Do you know why is this trivial conversion not done automatically, like it is done in the original Whisper?

bjnortier commented 9 months ago

The original Whisper also uses ffmpeg, and requires it as an external dependency. It just runs it automatically. Not requiring ffmpeg in Whisper.cpp is the right decision, because not all platforms can use it. For example in my Swift apps I use other libraries or standard libraries.

mikkovedru commented 9 months ago

Thank you for answering.

I understand not requiring any external dependency to get the normal functionality.
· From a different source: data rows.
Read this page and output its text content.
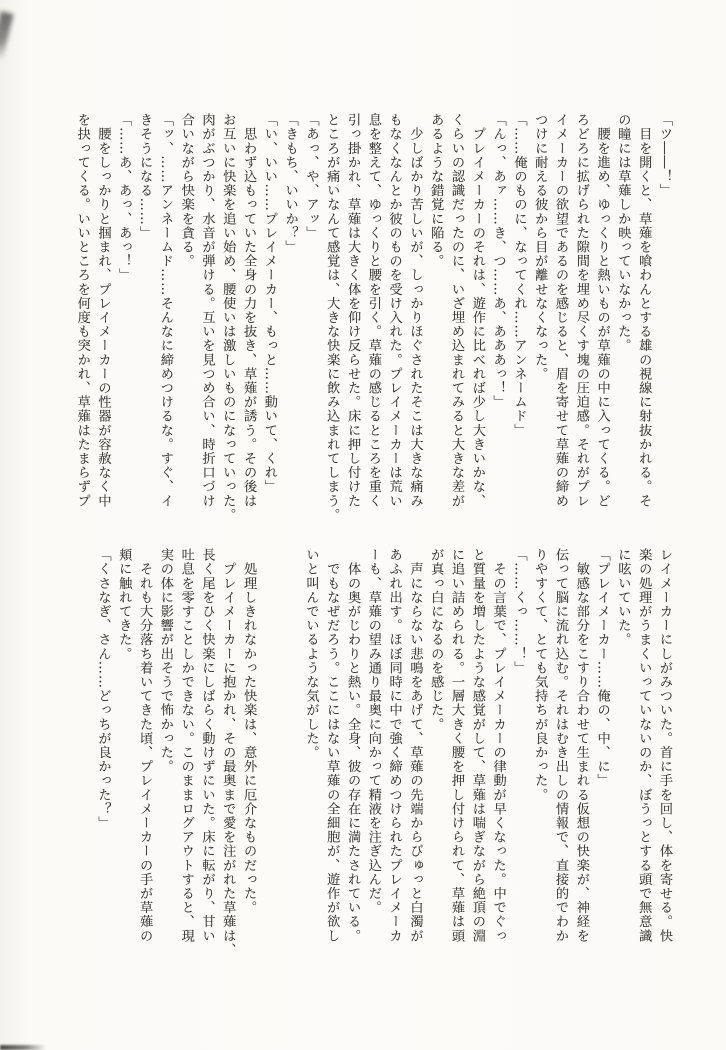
「ツ――！」
　目を開くと、草薙を喰わんとする雄の視線に射抜かれる。そ
の瞳には草薙しか映っていなかった。
　腰を進め、ゆっくりと熱いものが草薙の中に入ってくる。ど
ろどろに拡げられた隙間を埋め尽くす塊の圧迫感。それがプレ
イメーカーの欲望であるのを感じると、眉を寄せて草薙の締め
つけに耐える彼から目が離せなくなった。
「……俺のものに、なってくれ……アンネームド」
「んっ、あァ……き、つ……あ、あああっ！」
　プレイメーカーのそれは、遊作に比べれば少し大きいかな、
くらいの認識だったのに、いざ埋め込まれてみると大きな差が
あるような錯覚に陥る。
　少しばかり苦しいが、しっかりほぐされたそこは大きな痛み
もなくなんとか彼のものを受け入れた。プレイメーカーは荒い
息を整えて、ゆっくりと腰を引く。草薙の感じるところを重く
引っ掛かれ、草薙は大きく体を仰け反らせた。床に押し付けた
ところが痛いなんて感覚は、大きな快楽に飲み込まれてしまう。
「あっ、や、アッ」
「きもち、いいか？」
「い、いい……プレイメーカー、もっと……動いて、くれ」
　思わず込もっていた全身の力を抜き、草薙が誘う。その後は
お互いに快楽を追い始め、腰使いは激しいものになっていった。
肉がぶつかり、水音が弾ける。互いを見つめ合い、時折口づけ
合いながら快楽を貪る。
「ッ、……アンネームド……そんなに締めつけるな。すぐ、イ
きそうになる……」
「……あ、あっ、あっ！」
　腰をしっかりと掴まれ、プレイメーカーの性器が容赦なく中
を抉ってくる。いいところを何度も突かれ、草薙はたまらずプ
レイメーカーにしがみついた。首に手を回し、体を寄せる。快
楽の処理がうまくいっていないのか、ぼうっとする頭で無意識
に呟いていた。
「プレイメーカー……俺の、中、に」
　敏感な部分をこすり合わせて生まれる仮想の快楽が、神経を
伝って脳に流れ込む。それはむき出しの情報で、直接的でわか
りやすくて、とても気持ちが良かった。
「……くっ……！」
　その言葉で、プレイメーカーの律動が早くなった。中でぐっ
と質量を増したような感覚がして、草薙は喘ぎながら絶頂の淵
に追い詰められる。一層大きく腰を押し付けられて、草薙は頭
が真っ白になるのを感じた。
　声にならない悲鳴をあげて、草薙の先端からびゅっと白濁が
あふれ出す。ほぼ同時に中で強く締めつけられたプレイメーカ
ーも、草薙の望み通り最奥に向かって精液を注ぎ込んだ。
　体の奥がじわりと熱い。全身、彼の存在に満たされている。
　でもなぜだろう。ここにはない草薙の全細胞が、遊作が欲し
いと叫んでいるような気がした。
　処理しきれなかった快楽は、意外に厄介なものだった。
　プレイメーカーに抱かれ、その最奥まで愛を注がれた草薙は、
長く尾をひく快楽にしばらく動けずにいた。床に転がり、甘い
吐息を零すことしかできない。このままログアウトすると、現
実の体に影響が出そうで怖かった。
　それも大分落ち着いてきた頃、プレイメーカーの手が草薙の
頬に触れてきた。
「くさなぎ、さん……どっちが良かった？」
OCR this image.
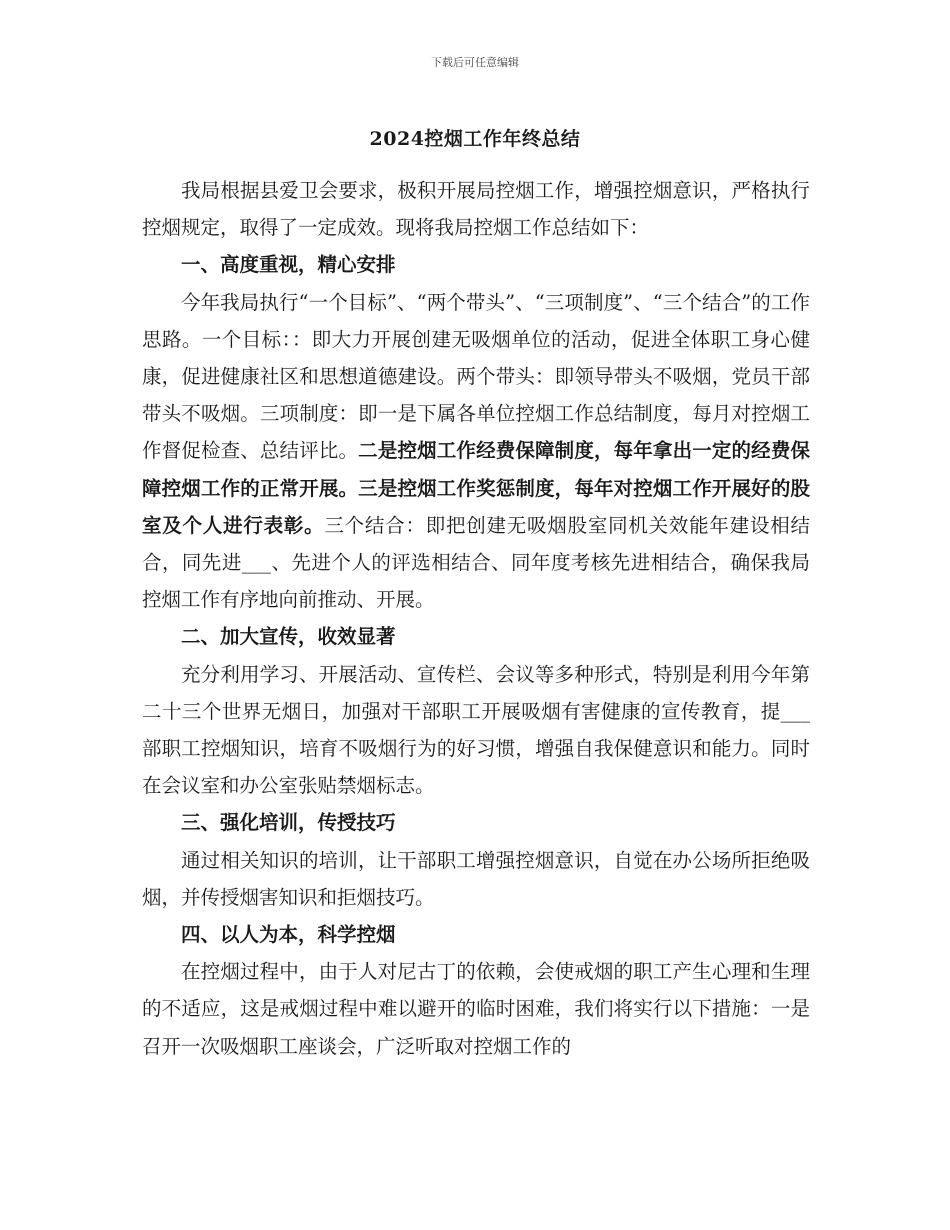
下载后可任意编辑
2024控烟工作年终总结

我局根据县爱卫会要求，极积开展局控烟工作，增强控烟意识，严格执行控烟规定，取得了一定成效。现将我局控烟工作总结如下：

一、高度重视，精心安排

今年我局执行“一个目标”、“两个带头”、“三项制度”、“三个结合”的工作思路。一个目标：：即大力开展创建无吸烟单位的活动，促进全体职工身心健康，促进健康社区和思想道德建设。两个带头：即领导带头不吸烟，党员干部带头不吸烟。三项制度：即一是下属各单位控烟工作总结制度，每月对控烟工作督促检查、总结评比。二是控烟工作经费保障制度，每年拿出一定的经费保障控烟工作的正常开展。三是控烟工作奖惩制度，每年对控烟工作开展好的股室及个人进行表彰。三个结合：即把创建无吸烟股室同机关效能年建设相结合，同先进___、先进个人的评选相结合、同年度考核先进相结合，确保我局控烟工作有序地向前推动、开展。

二、加大宣传，收效显著

充分利用学习、开展活动、宣传栏、会议等多种形式，特别是利用今年第二十三个世界无烟日，加强对干部职工开展吸烟有害健康的宣传教育，提___部职工控烟知识，培育不吸烟行为的好习惯，增强自我保健意识和能力。同时在会议室和办公室张贴禁烟标志。

三、强化培训，传授技巧

通过相关知识的培训，让干部职工增强控烟意识，自觉在办公场所拒绝吸烟，并传授烟害知识和拒烟技巧。

四、以人为本，科学控烟

在控烟过程中，由于人对尼古丁的依赖，会使戒烟的职工产生心理和生理的不适应，这是戒烟过程中难以避开的临时困难，我们将实行以下措施：一是召开一次吸烟职工座谈会，广泛听取对控烟工作的
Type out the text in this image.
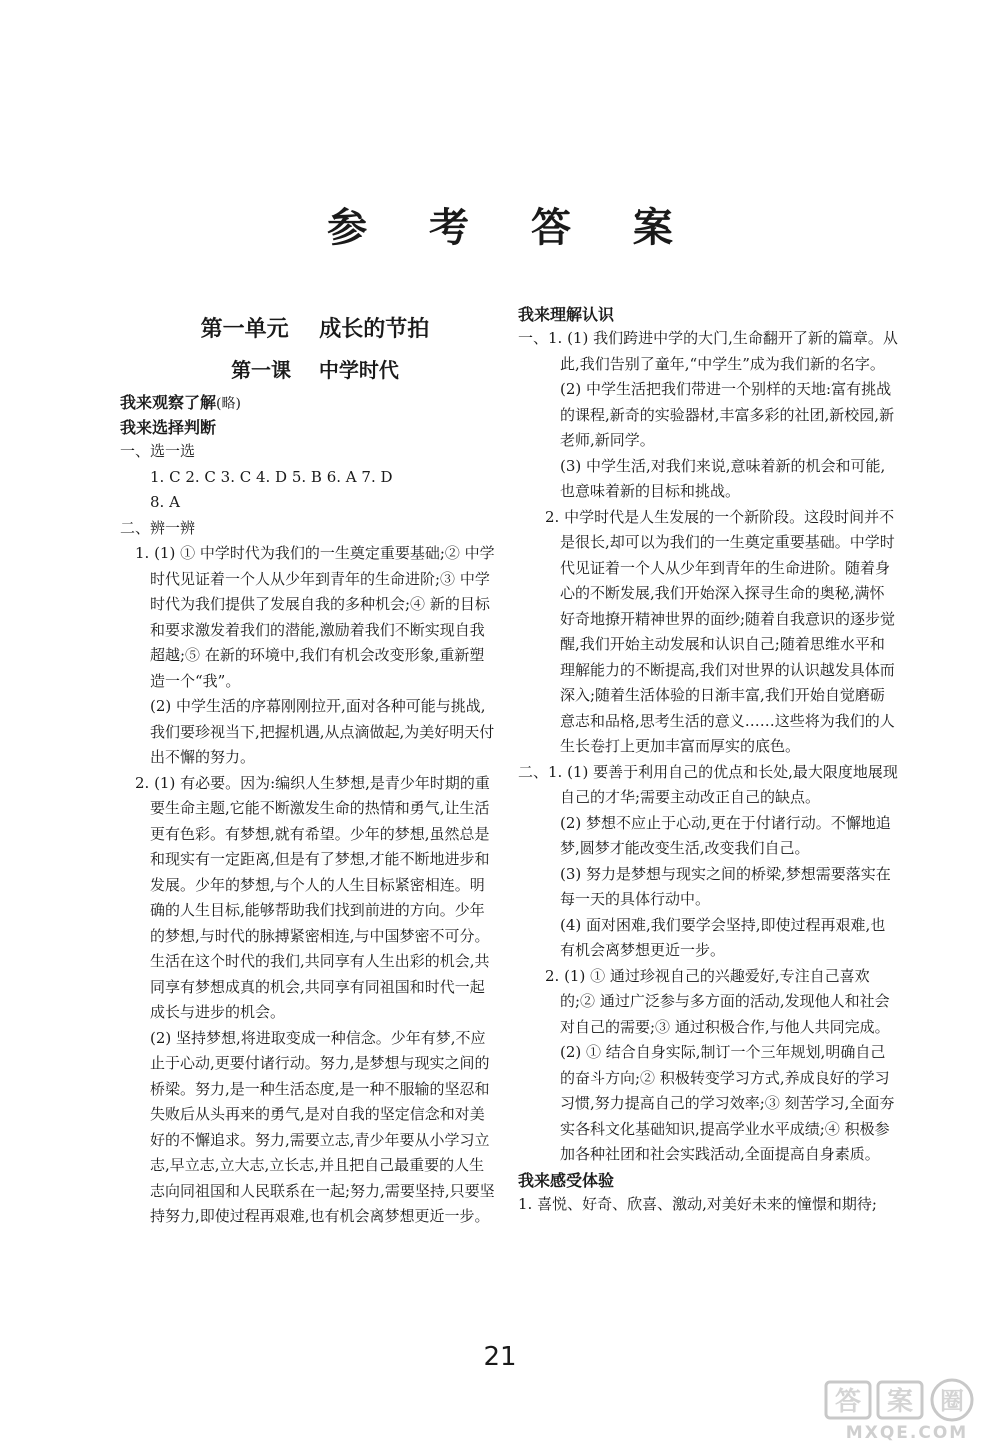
参 考 答 案
第一单元    成长的节拍
第一课    中学时代
我来观察了解(略)
我来选择判断
一、选一选
1. C 2. C 3. C 4. D 5. B 6. A 7. D
8. A
二、辨一辨

1. (1) ① 中学时代为我们的一生奠定重要基础;② 中学时代见证着一个人从少年到青年的生命进阶;③ 中学时代为我们提供了发展自我的多种机会;④ 新的目标和要求激发着我们的潜能,激励着我们不断实现自我超越;⑤ 在新的环境中,我们有机会改变形象,重新塑造一个“我”。

(2) 中学生活的序幕刚刚拉开,面对各种可能与挑战,我们要珍视当下,把握机遇,从点滴做起,为美好明天付出不懈的努力。

2. (1) 有必要。因为:编织人生梦想,是青少年时期的重要生命主题,它能不断激发生命的热情和勇气,让生活更有色彩。有梦想,就有希望。少年的梦想,虽然总是和现实有一定距离,但是有了梦想,才能不断地进步和发展。少年的梦想,与个人的人生目标紧密相连。明确的人生目标,能够帮助我们找到前进的方向。少年的梦想,与时代的脉搏紧密相连,与中国梦密不可分。生活在这个时代的我们,共同享有人生出彩的机会,共同享有梦想成真的机会,共同享有同祖国和时代一起成长与进步的机会。

(2) 坚持梦想,将进取变成一种信念。少年有梦,不应止于心动,更要付诸行动。努力,是梦想与现实之间的桥梁。努力,是一种生活态度,是一种不服输的坚忍和失败后从头再来的勇气,是对自我的坚定信念和对美好的不懈追求。努力,需要立志,青少年要从小学习立志,早立志,立大志,立长志,并且把自己最重要的人生志向同祖国和人民联系在一起;努力,需要坚持,只要坚持努力,即使过程再艰难,也有机会离梦想更近一步。

我来理解认识

一、1. (1) 我们跨进中学的大门,生命翻开了新的篇章。从此,我们告别了童年,“中学生”成为我们新的名字。(2) 中学生活把我们带进一个别样的天地:富有挑战的课程,新奇的实验器材,丰富多彩的社团,新校园,新老师,新同学。

(3) 中学生活,对我们来说,意味着新的机会和可能,也意味着新的目标和挑战。

2. 中学时代是人生发展的一个新阶段。这段时间并不是很长,却可以为我们的一生奠定重要基础。中学时代见证着一个人从少年到青年的生命进阶。随着身心的不断发展,我们开始深入探寻生命的奥秘,满怀好奇地撩开精神世界的面纱;随着自我意识的逐步觉醒,我们开始主动发展和认识自己;随着思维水平和理解能力的不断提高,我们对世界的认识越发具体而深入;随着生活体验的日渐丰富,我们开始自觉磨砺意志和品格,思考生活的意义……这些将为我们的人生长卷打上更加丰富而厚实的底色。

二、1. (1) 要善于利用自己的优点和长处,最大限度地展现自己的才华;需要主动改正自己的缺点。

(2) 梦想不应止于心动,更在于付诸行动。不懈地追梦,圆梦才能改变生活,改变我们自己。

(3) 努力是梦想与现实之间的桥梁,梦想需要落实在每一天的具体行动中。

(4) 面对困难,我们要学会坚持,即使过程再艰难,也有机会离梦想更近一步。

2. (1) ① 通过珍视自己的兴趣爱好,专注自己喜欢的;② 通过广泛参与多方面的活动,发现他人和社会对自己的需要;③ 通过积极合作,与他人共同完成。

(2) ① 结合自身实际,制订一个三年规划,明确自己的奋斗方向;② 积极转变学习方式,养成良好的学习习惯,努力提高自己的学习效率;③ 刻苦学习,全面夯实各科文化基础知识,提高学业水平成绩;④ 积极参加各种社团和社会实践活动,全面提高自身素质。

我来感受体验
1. 喜悦、好奇、欣喜、激动,对美好未来的憧憬和期待;
21
答 案 圈
MXQE.COM
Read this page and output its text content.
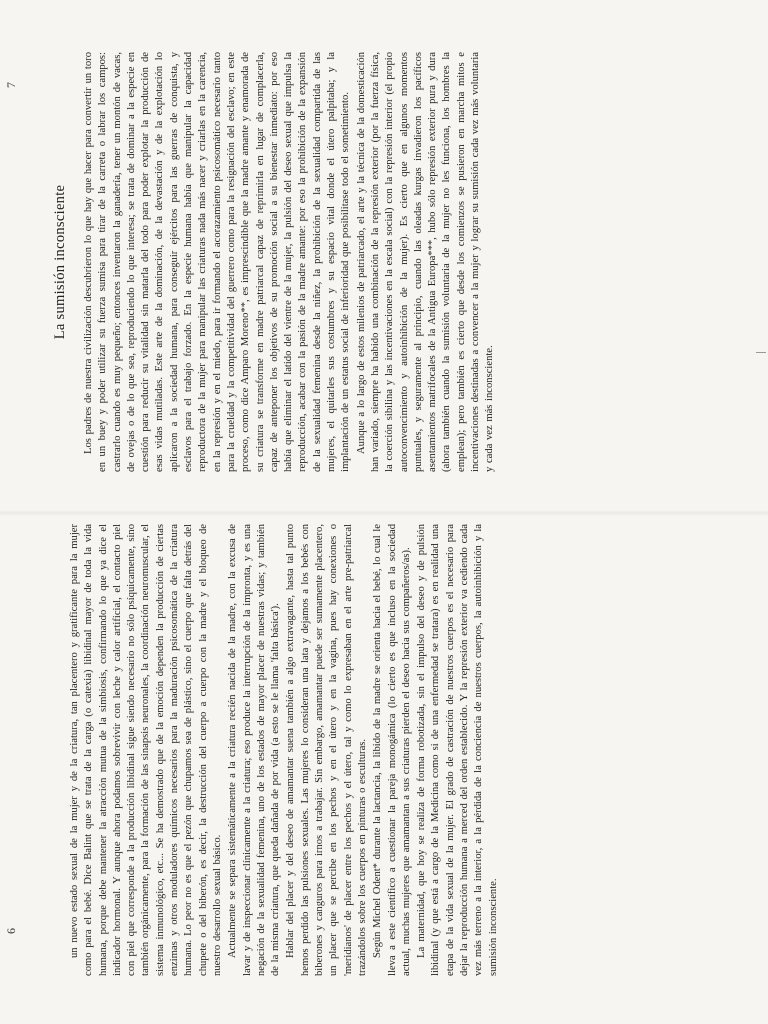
6	un nuevo estado sexual de la mujer y de la criatura, tan placentero y gratificante para la mujer como para el bebé. Dice Balint que se trata de la carga (o catexia) libidinal mayor de toda la vida humana, porque debe mantener la atracción mutua de la simbiosis, confirmando lo que ya dice el indicador hormonal. Y aunque ahora podamos sobrevivir con leche y calor artificial, el contacto piel con piel que corresponde a la producción libidinal sigue siendo necesario no sólo psíquicamente, sino también orgánicamente, para la formación de las sinapsis neuronales, la coordinación neuromuscular, el sistema inmunológico, etc... Se ha demostrado que de la emoción dependen la producción de ciertas enzimas y otros moduladores químicos necesarios para la maduración psicosomática de la criatura humana. Lo peor no es que el pezón que chupamos sea de plástico, sino el cuerpo que falta detrás del chupete o del biberón, es decir, la destrucción del cuerpo a cuerpo con la madre y el bloqueo de nuestro desarrollo sexual básico. Actualmente se separa sistemáticamente a la criatura recién nacida de la madre, con la excusa de lavar y de inspeccionar clínicamente a la criatura; eso produce la interrupción de la impronta, y es una negación de la sexualidad femenina, uno de los estados de mayor placer de nuestras vidas; y también de la misma criatura, que queda dañada de por vida (a esto se le llama 'falta básica'). Hablar del placer y del deseo de amamantar suena también a algo extravagante, hasta tal punto hemos perdido las pulsiones sexuales. Las mujeres lo consideran una lata y dejamos a los bebés con biberones y canguros para irnos a trabajar. Sin embargo, amamantar puede ser sumamente placentero, un placer que se percibe en los pechos y en el útero y en la vagina, pues hay conexiones o 'meridianos' de placer entre los pechos y el útero, tal y como lo expresaban en el arte pre-patriarcal trazándolos sobre los cuerpos en pinturas o esculturas. Según Michel Odent* durante la lactancia, la libido de la madre se orienta hacia el bebé, lo cual le lleva a este científico a cuestionar la pareja monogámica (lo cierto es que incluso en la sociedad actual, muchas mujeres que amamantan a sus criaturas pierden el deseo hacia sus compañeros/as). La maternidad, que hoy se realiza de forma robotizada, sin el impulso del deseo y de pulsión libidinal (y que está a cargo de la Medicina como si de una enfermedad se tratara) es en realidad una etapa de la vida sexual de la mujer. El grado de castración de nuestros cuerpos es el necesario para dejar la reproducción humana a merced del orden establecido. Y la represión exterior va cediendo cada vez más terreno a la interior, a la pérdida de la conciencia de nuestros cuerpos, la autoinhibición y la sumisión inconsciente.

7
La sumisión inconsciente Los padres de nuestra civilización descubrieron lo que hay que hacer para convertir un toro en un buey y poder utilizar su fuerza sumisa para tirar de la carreta o labrar los campos: castrarlo cuando es muy pequeño; entonces inventaron la ganadería, tener un montón de vacas, de ovejas o de lo que sea, reproduciendo lo que interesa; se trata de dominar a la especie en cuestión para reducir su vitalidad sin matarla del todo para poder explotar la producción de esas vidas mutiladas. Este arte de la dominación, de la devastación y de la explotación lo aplicaron a la sociedad humana, para conseguir ejércitos para las guerras de conquista, y esclavos para el trabajo forzado. En la especie humana había que manipular la capacidad reproductora de la mujer para manipular las criaturas nada más nacer y criarlas en la carencia, en la represión y en el miedo, para ir formando el acorazamiento psicosomático necesario tanto para la crueldad y la competitividad del guerrero como para la resignación del esclavo; en este proceso, como dice Amparo Moreno**, es imprescindible que la madre amante y enamorada de su criatura se transforme en madre patriarcal capaz de reprimirla en lugar de complacerla, capaz de anteponer los objetivos de su promoción social a su bienestar inmediato: por eso había que eliminar el latido del vientre de la mujer, la pulsión del deseo sexual que impulsa la reproducción, acabar con la pasión de la madre amante: por eso la prohibición de la expansión de la sexualidad femenina desde la niñez, la prohibición de la sexualidad compartida de las mujeres, el quitarles sus costumbres y su espacio vital donde el útero palpitaba; y la implantación de un estatus social de inferioridad que posibilitase todo el sometimiento. Aunque a lo largo de estos milenios de patriarcado, el arte y la técnica de la domesticación han variado, siempre ha habido una combinación de la represión exterior (por la fuerza física, la coerción sibilina y las incentivaciones en la escala social) con la represión interior (el propio autoconvencimiento y autoinhibición de la mujer). Es cierto que en algunos momentos puntuales, y seguramente al principio, cuando las oleadas kurgas invadieron los pacíficos asentamientos matrifocales de la Antigua Europa***, hubo sólo represión exterior pura y dura (ahora también cuando la sumisión voluntaria de la mujer no les funciona, los hombres la emplean); pero también es cierto que desde los comienzos se pusieron en marcha mitos e incentivaciones destinadas a convencer a la mujer y lograr su sumisión cada vez más voluntaria y cada vez más inconsciente.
In fact, I also support it.

But I don't understand why whisper.cpp can't have a highly sought extra functionality on top of the normal abilities:

  1. if you give an acceptable input format, whisper.cpp can just use it
  2. if the format is unacceptable, and ffmpeg exists, whisper.cpp can inform/warn about it, but still convert it automatically
  3. if the format is unacceptable, but ffmpeg doesn't exist, whisper.cpp can inform/warn about it and quit.

Now, in order to use whisper.cpp from command line I have to spend time trying to program, test and debug some kind of helpful shell script as a wrapper for whisper.cpp, which would convert the files, run whisper.cpp and then delete extra audio files. This is just wasteful for who knows how many other people apart from me (let alone many people who don't know how to do it).

Does that sound reasonable to you?

bobqianic commented 9 months ago

Does that sound reasonable to you?

Yes, absolutely. However, we're not full-time developers, and there are some more urgent tasks that need our attention first. But if anyone has spare time and would like to contribute their code, please don't hesitate to open a pull request.